> >

Benarkah Remaja Labil Punya Bakat Lakukan Tindakan Ekstrem hingga Membunuh? Ini Kata Psikolog

Peristiwa | 2 Desember 2024, 15:14 WIB
Ilustrasi tahanan. (Sumber: Istimewa via wartakotalive)

JAKARTA, KOMPAS.TV - Polisi menetapkan remaja berinisial MAS (14) tahun sebagai tersangka dalam kasus pembunuhan terhadap ayah dan neneknya di Lebak Bulus, Cilandak, Jakarta Selatan.

Kasi Humas Polres Metro Jakarta Selatan AKP Nurma Dewi menyebut penetapan tersangka berdasarkan alat bukti yang cukup. 

Menurut penjelasannya, MAS juga telah mengakui perbuatannya kepada pihak kepolisian.

"Iya dia mengakui, tapi untuk sementara ini tetap kita dalami," ujarn Nurma.

Kasus-kasus pembunuhan yang dilakukan remaja generasi Z seperti yang terjadi di Lebak Bulus membuat masyarakat berpikir bagaimana orangtua memberi edukasi di mana setiap individu memiliki kebutuhan yang berbeda-beda.
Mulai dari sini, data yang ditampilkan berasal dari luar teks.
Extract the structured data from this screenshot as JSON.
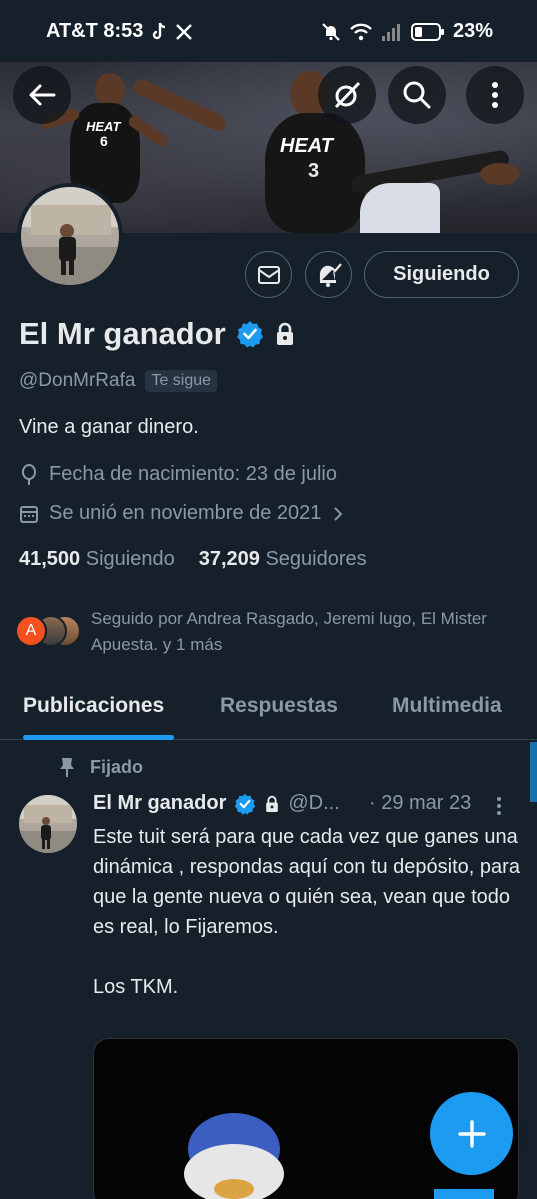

Baca Juga: Kasus Anak Bunuh Ayah dan Neneknya di Lebak Bulus: Polisi Periksa Pihak Sekolah, Dalami soal Ini

Psikolog forensik Kassandra Putranto menjelaskan ada 4 faktor yang dapat menyebabkan seseorang, terutama remaja, melakukan tindakan ekstrem seperti kasus pembunuhan anak bunuh ayah dan nenek di Lebak Bulus.

"Pertama ada berbagai masalah gangguan mental emosional, gangguan kepribadian dan gangguan jiwa berpotensi dapat memicu perilaku agresif dan kekerasan. Perilaku agresif ini juga bisa disebabkan oleh gangguan impulsif (impulse control disorders), yang menyebabkan individu sulit mengendalikan dorongan untuk melakukan tindakan ekstrem dalam situasi tertentu, misalnya kemarahan atau frustrasi yang tidak bisa diatasi dengan cara yang lebih sehat," ujar Kassandra seperti dihubungi KompasTV, Senin (2/12/2024).
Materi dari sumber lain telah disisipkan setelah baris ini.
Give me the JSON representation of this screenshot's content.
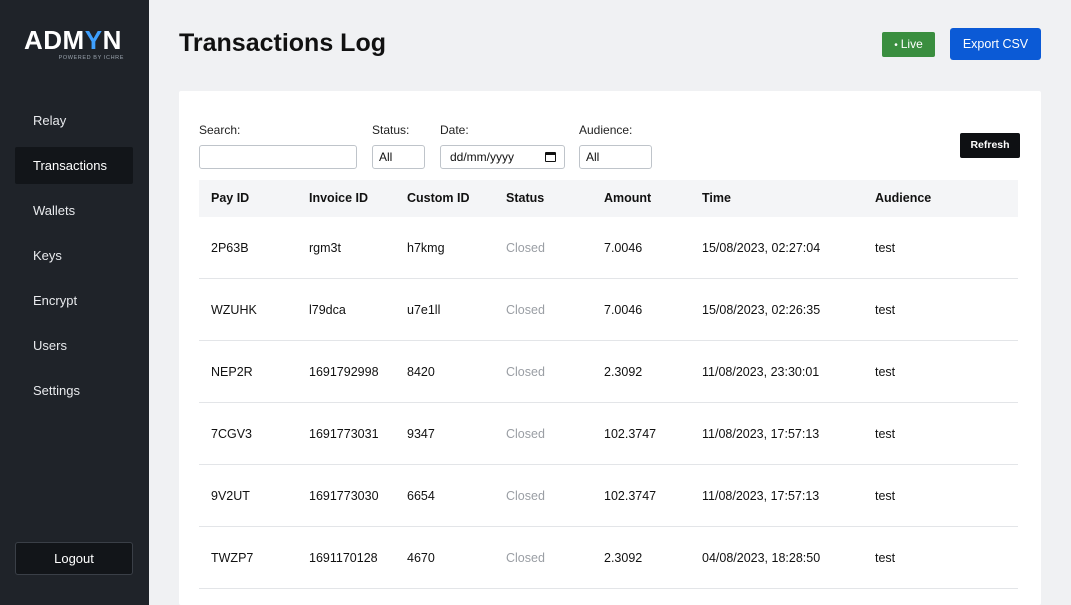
{
  "brand": {
    "name_left": "ADM",
    "name_y": "Y",
    "name_right": "N",
    "tagline": "POWERED BY ICHRE"
  },
  "sidebar": {
    "items": [
      {
        "label": "Relay",
        "active": false
      },
      {
        "label": "Transactions",
        "active": true
      },
      {
        "label": "Wallets",
        "active": false
      },
      {
        "label": "Keys",
        "active": false
      },
      {
        "label": "Encrypt",
        "active": false
      },
      {
        "label": "Users",
        "active": false
      },
      {
        "label": "Settings",
        "active": false
      }
    ],
    "logout_label": "Logout"
  },
  "header": {
    "title": "Transactions Log",
    "live_label": "Live",
    "export_label": "Export CSV"
  },
  "filters": {
    "search_label": "Search:",
    "search_value": "",
    "status_label": "Status:",
    "status_value": "All",
    "date_label": "Date:",
    "date_value": "dd/mm/yyyy",
    "audience_label": "Audience:",
    "audience_value": "All",
    "refresh_label": "Refresh"
  },
  "table": {
    "columns": [
      "Pay ID",
      "Invoice ID",
      "Custom ID",
      "Status",
      "Amount",
      "Time",
      "Audience"
    ],
    "rows": [
      [
        "2P63B",
        "rgm3t",
        "h7kmg",
        "Closed",
        "7.0046",
        "15/08/2023, 02:27:04",
        "test"
      ],
      [
        "WZUHK",
        "l79dca",
        "u7e1ll",
        "Closed",
        "7.0046",
        "15/08/2023, 02:26:35",
        "test"
      ],
      [
        "NEP2R",
        "1691792998",
        "8420",
        "Closed",
        "2.3092",
        "11/08/2023, 23:30:01",
        "test"
      ],
      [
        "7CGV3",
        "1691773031",
        "9347",
        "Closed",
        "102.3747",
        "11/08/2023, 17:57:13",
        "test"
      ],
      [
        "9V2UT",
        "1691773030",
        "6654",
        "Closed",
        "102.3747",
        "11/08/2023, 17:57:13",
        "test"
      ],
      [
        "TWZP7",
        "1691170128",
        "4670",
        "Closed",
        "2.3092",
        "04/08/2023, 18:28:50",
        "test"
      ]
    ]
  },
  "colors": {
    "sidebar_bg": "#1f2329",
    "accent_blue": "#0b5ad6",
    "live_green": "#3a8e3f",
    "status_gray": "#9a9ea4"
  }
}
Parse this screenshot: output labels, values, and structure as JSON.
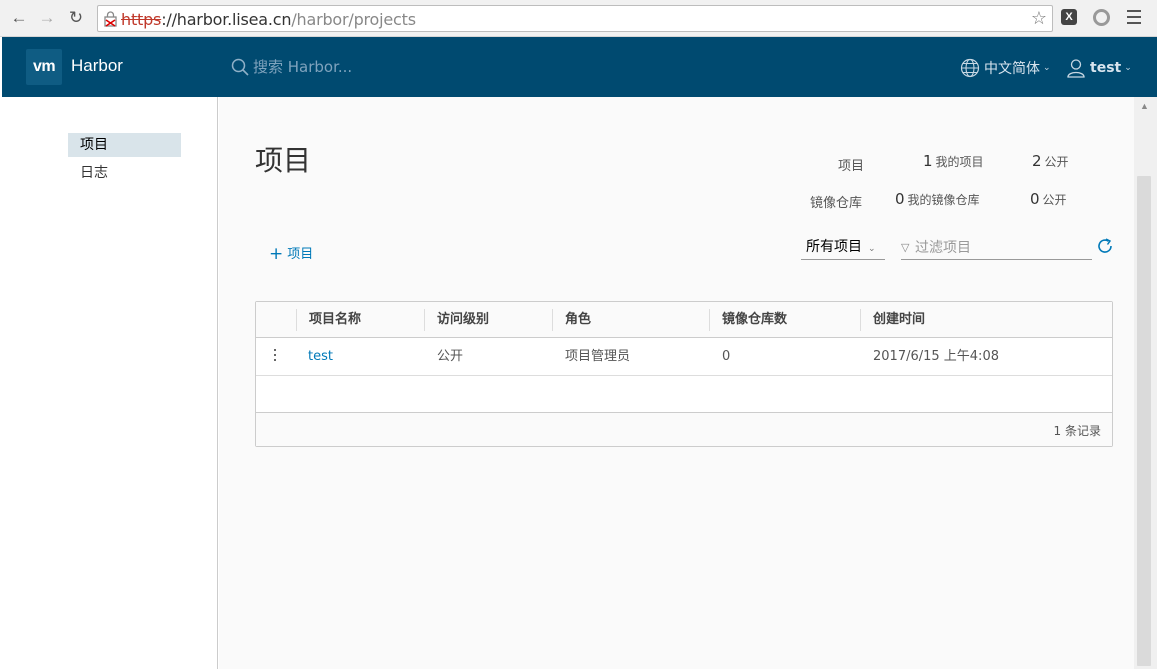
{
  "browser": {
    "url_scheme": "https",
    "url_sep": "://",
    "url_host": "harbor.lisea.cn",
    "url_path": "/harbor/projects"
  },
  "header": {
    "logo": "vm",
    "brand": "Harbor",
    "search_placeholder": "搜索 Harbor...",
    "language": "中文简体",
    "user": "test"
  },
  "sidebar": {
    "items": [
      {
        "label": "项目",
        "active": true
      },
      {
        "label": "日志",
        "active": false
      }
    ]
  },
  "main": {
    "title": "项目",
    "stats": {
      "projects_label": "项目",
      "my_projects_count": "1",
      "my_projects_label": "我的项目",
      "public_projects_count": "2",
      "public_projects_label": "公开",
      "repos_label": "镜像仓库",
      "my_repos_count": "0",
      "my_repos_label": "我的镜像仓库",
      "public_repos_count": "0",
      "public_repos_label": "公开"
    },
    "add_button": "项目",
    "filter_select": "所有项目",
    "filter_placeholder": "过滤项目",
    "table": {
      "columns": [
        "项目名称",
        "访问级别",
        "角色",
        "镜像仓库数",
        "创建时间"
      ],
      "rows": [
        {
          "name": "test",
          "access": "公开",
          "role": "项目管理员",
          "repo_count": "0",
          "created": "2017/6/15 上午4:08"
        }
      ],
      "footer": "1 条记录"
    }
  }
}
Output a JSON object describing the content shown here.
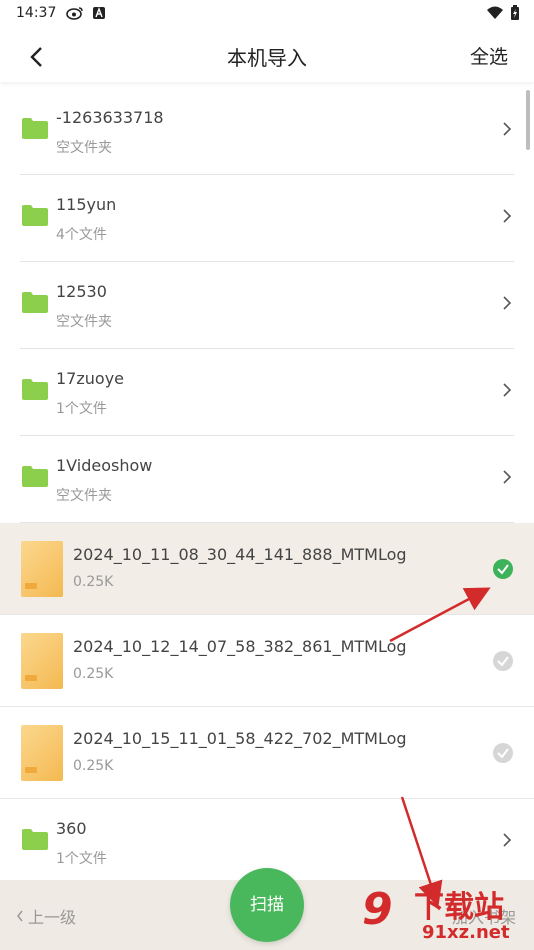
{
  "status_bar": {
    "time": "14:37"
  },
  "header": {
    "title": "本机导入",
    "select_all": "全选"
  },
  "folders_top": [
    {
      "name": "-1263633718",
      "sub": "空文件夹"
    },
    {
      "name": "115yun",
      "sub": "4个文件"
    },
    {
      "name": "12530",
      "sub": "空文件夹"
    },
    {
      "name": "17zuoye",
      "sub": "1个文件"
    },
    {
      "name": "1Videoshow",
      "sub": "空文件夹"
    }
  ],
  "files": [
    {
      "name": "2024_10_11_08_30_44_141_888_MTMLog",
      "size": "0.25K",
      "selected": true
    },
    {
      "name": "2024_10_12_14_07_58_382_861_MTMLog",
      "size": "0.25K",
      "selected": false
    },
    {
      "name": "2024_10_15_11_01_58_422_702_MTMLog",
      "size": "0.25K",
      "selected": false
    }
  ],
  "folders_bottom": [
    {
      "name": "360",
      "sub": "1个文件"
    }
  ],
  "bottom_bar": {
    "up_level": "上一级",
    "scan": "扫描",
    "add_to_shelf": "加入书架"
  },
  "watermark": {
    "logo": "9",
    "main": "下载站",
    "sub": "91xz.net"
  },
  "colors": {
    "accent_green": "#49b85c",
    "selected_row": "#f2ede6",
    "arrow_red": "#d32b2b"
  }
}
"Kedua, anak-anak yang dibesarkan dalam lingkungan keluarga yang penuh kekerasan atau kecemasan seringkali mengalami kesulitan dalam mengelola emosi dan berisiko untuk menunjukkan perilaku agresif, termasuk terhadap orang yang dekat dengan mereka seperti orangtua atau saudara."
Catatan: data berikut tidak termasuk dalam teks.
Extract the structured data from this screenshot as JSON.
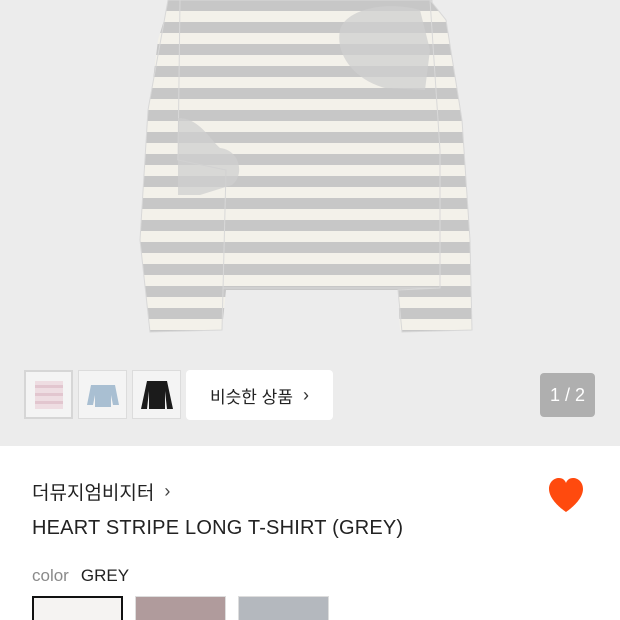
{
  "gallery": {
    "similar_label": "비슷한 상품",
    "similar_chevron": "›",
    "page_indicator": "1 / 2",
    "thumbnails": [
      {
        "name": "pink-stripe-thumbnail"
      },
      {
        "name": "blue-top-thumbnail"
      },
      {
        "name": "black-top-thumbnail"
      }
    ]
  },
  "product": {
    "brand": "더뮤지엄비지터",
    "brand_chevron": "›",
    "title": "HEART STRIPE LONG T-SHIRT (GREY)",
    "wishlist_icon": "heart-icon",
    "wishlist_color": "#ff4a0e",
    "color_label": "color",
    "color_value": "GREY",
    "swatches": [
      {
        "name": "grey",
        "color": "#f5f3f2",
        "selected": true
      },
      {
        "name": "pink",
        "color": "#b09b9c",
        "selected": false
      },
      {
        "name": "blue",
        "color": "#b4b8be",
        "selected": false
      }
    ]
  }
}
"Ketiga, remaja seringkali terjebak dalam konflik internal yang sangat besar, seperti pencarian identitas, tekanan teman sebaya, atau masalah akademis. Stres yang tidak terkelola dengan baik, disertai dengan kurangnya keterampilan koping (coping skills), bisa mendorong remaja untuk melepaskan emosi mereka dengan cara yang destruktif, termasuk kekerasan," ujarnya.